I due dirigenti referenti in provincia, il dirigente del liceo Cairoli di Varese, Salvatore Consolo e la collega del liceo Crespi di Busto Arsizio, Cristina Boracchi confermano questa situazione: «A Varese non si sono registrati casi di docenti senza Green Pass e ne sono certo perchè ho effettuato il controllo all’ingresso in prima persona – spiega Consolo -. Solo un docente ha avuto un problema col proprio codice ma è stato già risolto. Qualche difficoltà emergerà quando inizierà l’anno scolastico a causa della questione della privacy che ci costringerà a verificare ogni giorno la validità dei certificati».

«Nella mia scuola questa mattina è andato tutto liscio – racconta Cristina Boracchi da Busto Arsizio – . So di altri colleghi che hanno qualche docente o collaboratore non vaccinato per scelta personale ma per loro ci saranno i tamponi, come da decreto.
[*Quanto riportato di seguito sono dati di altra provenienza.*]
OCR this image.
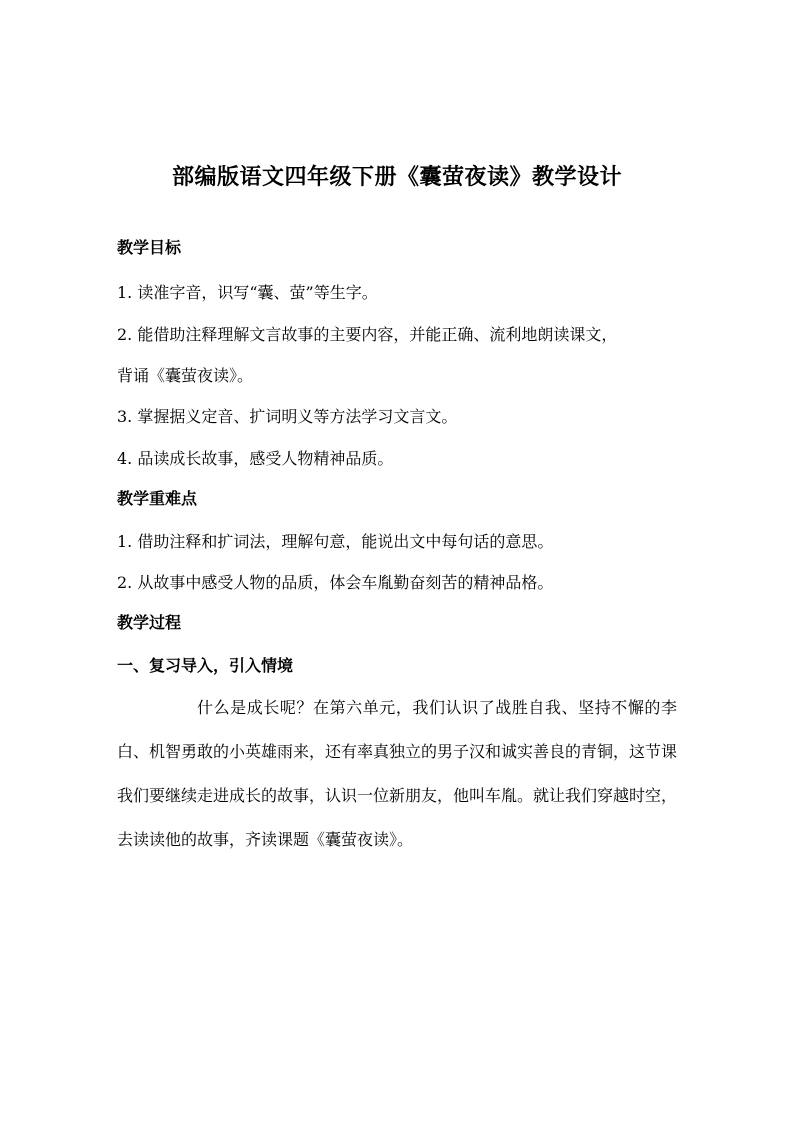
部编版语文四年级下册《囊萤夜读》教学设计
教学目标
1. 读准字音，识写“囊、萤”等生字。
2. 能借助注释理解文言故事的主要内容，并能正确、流利地朗读课文，
背诵《囊萤夜读》。
3. 掌握据义定音、扩词明义等方法学习文言文。
4. 品读成长故事，感受人物精神品质。
教学重难点
1. 借助注释和扩词法，理解句意，能说出文中每句话的意思。
2. 从故事中感受人物的品质，体会车胤勤奋刻苦的精神品格。
教学过程
一、复习导入，引入情境

什么是成长呢？在第六单元，我们认识了战胜自我、坚持不懈的李白、机智勇敢的小英雄雨来，还有率真独立的男子汉和诚实善良的青铜，这节课我们要继续走进成长的故事，认识一位新朋友，他叫车胤。就让我们穿越时空，去读读他的故事，齐读课题《囊萤夜读》。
Chi, invece, è esentato dal vaccino per motivi particolari di salute non dovrà mostrare l’esenzione ma un atto del dirigente che lo attesta, a tutela della privacy».

La privacy sembra essere lo scoglio più difficile da superare: «Speriamo in questa app che il Ministero ha promesso di fornirci entro un paio di settimane – spiegano i due dirigenti – che servirà ad evitare il controllo quotidiano dei Green Pass. La riunione on line col ministro che si è svolta ieri (martedì) è servita a chiarire alcuni aspetti ancora fumosi e siamo fiduciosi sul fatto che questo sistema tutelerà la riservatezza dei dati sensibili».
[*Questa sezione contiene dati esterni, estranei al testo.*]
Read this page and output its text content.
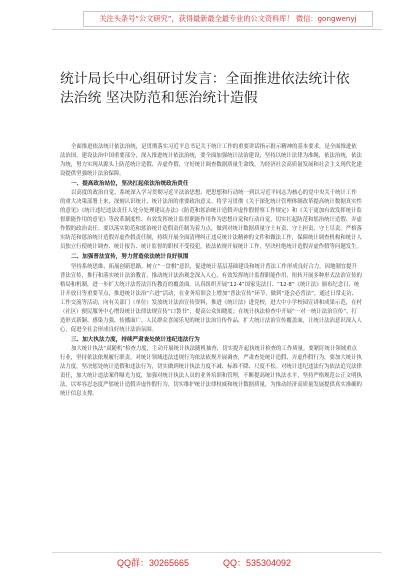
关注头条号“公文研究”，获得最新最全最专业的公文资料库！ 微信：gongwenyj
统计局长中心组研讨发言：全面推进依法统计依法治统 坚决防范和惩治统计造假

全面推进依法统计依法治统，是贯彻落实习近平总书记关于统计工作的重要讲话指示批示精神的基本要求，是全面推进依法治国，建设法治中国重要部分，深入推进统计依法治统，要全面加强统计法治建设，坚持以统计法律为准绳，依法治统，依法为统，努力实现从源头上防范统计造假、弄虚作假，守好统计调查数据质量生命线，为经济社会高质量发展和社会主义现代化建设提供坚强统计法治保障。

一、提高政治站位，坚决扛起依法治统政治责任

以高度的政治自觉、系统深入学习贯彻习近平法治思想，把思想和行动统一到以习近平同志为核心的党中央关于统计工作的重大决策部署上来，深刻认识统计、统计法治的重要政治意义。将学习贯彻《关于深化统计管理体制改革提高统计数据真实性的意见》《统计违纪违法责任人处分处理建议办法》《防范和惩治统计造假弄虚作假督察工作规定》和《关于更加有效发挥统计监督职能作用的意见》等改革制度性、有效发挥统计监督职能作用作为思想自觉和行动自觉，切实扛起防范和惩治统计造假、弄虚作假的政治责任。要以落实防范和惩治统计造假责任制为着力点，做到对统计数据质量守土有责、守土担责、守土尽责。严格落实防范和惩治统计造假弄虚作假责任制，持续开展全面清理纠正违反统计法精神的文件和做法工作，保障统计调查机构和统计人员独立行使统计调查、统计报告、统计监督的职权不受侵犯，依法依规开展统计工作，坚决杜绝统计造假弄虚作假等问题发生。

二、加强普法宣传，努力营造依法统计良好氛围

坚持系统思维、拓展创新思路，树立“一盘棋”意识，促进统计基层基础建设和统计普法工作形成良好合力。因地制宜提升普法宣传，推行和落实统计法治教育，推动统计法治观念深入人心，有效发挥统计监督职能作用，扭转开展多种形式法治宣传的格局和机制，进一步扩大统计法普法宣传教育的覆盖面。认真组织开展“12·4”国家宪法日、“12·8”《统计法》颁布纪念日、统计开放日等重要节点，推进统计法治“六进”活动，在业务培训会上增加“普法宣传”环节，做到“逢会必普法”，通过日常走访、工作交流等活动，向有关部门（单位）发放统计法治宣传资料，推进《统计法》进党校，进大中小学校园宣讲和成果示范，在村（社区）便民服务中心增设统计法律法规宣传“口袋书”，提高公众知晓度；在统计执法检查中开展“一对一统计法治宣传”，打造形式新颖、感染力强、传播面广、人民群众喜闻乐见的统计法治宣传作品，扩大统计法治宣传覆盖面，让统计法治意识深入人心，促进全社会形成良好统计法治氛围。

三、加大执法力度，持续严肃查处统计违纪违法行为

加大统计执法“双随机”检查力度，主动开展统计执法随机抽查，切实提升起执统计检查的工作质量。要紧盯统计领域重点行业，坚持依法依规履行职责，对统计领域违法违规行为依法依规开展调查，严肃查处统计造假、弄虚作假行为，要加大统计执法力度，坚决惩处统计造假和违法行为，切实做到统计执法力度不减、标准不降、尺度不松。对统计违纪违法行为依法追究法律责任，加大统计违法案件曝光力度，加强对统计执法人员的业务培训和管理，不断提高统计执法水平，坚持严格规范公正文明执法，以零容忍态度严惩统计造假弄虚作假行为，切实维护统计法律权威和统计数据质量，为推动经济高质量发展提供真实准确的统计信息支撑。

QQ群：30265665	QQ：535304092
Tra questi dati che il garante della Privacy ha definito sensibili c’è anche la data di scadenza del certificato che attesta la vaccinazione da Covid-19. Il nuovo sistema implementato dal Ministero della Pubblica Istruzione, quindi, dovrà mettere insieme le esigenze di controllo rapido delle scuole e la riservatezza dei dati personali dei dipendenti da controllare.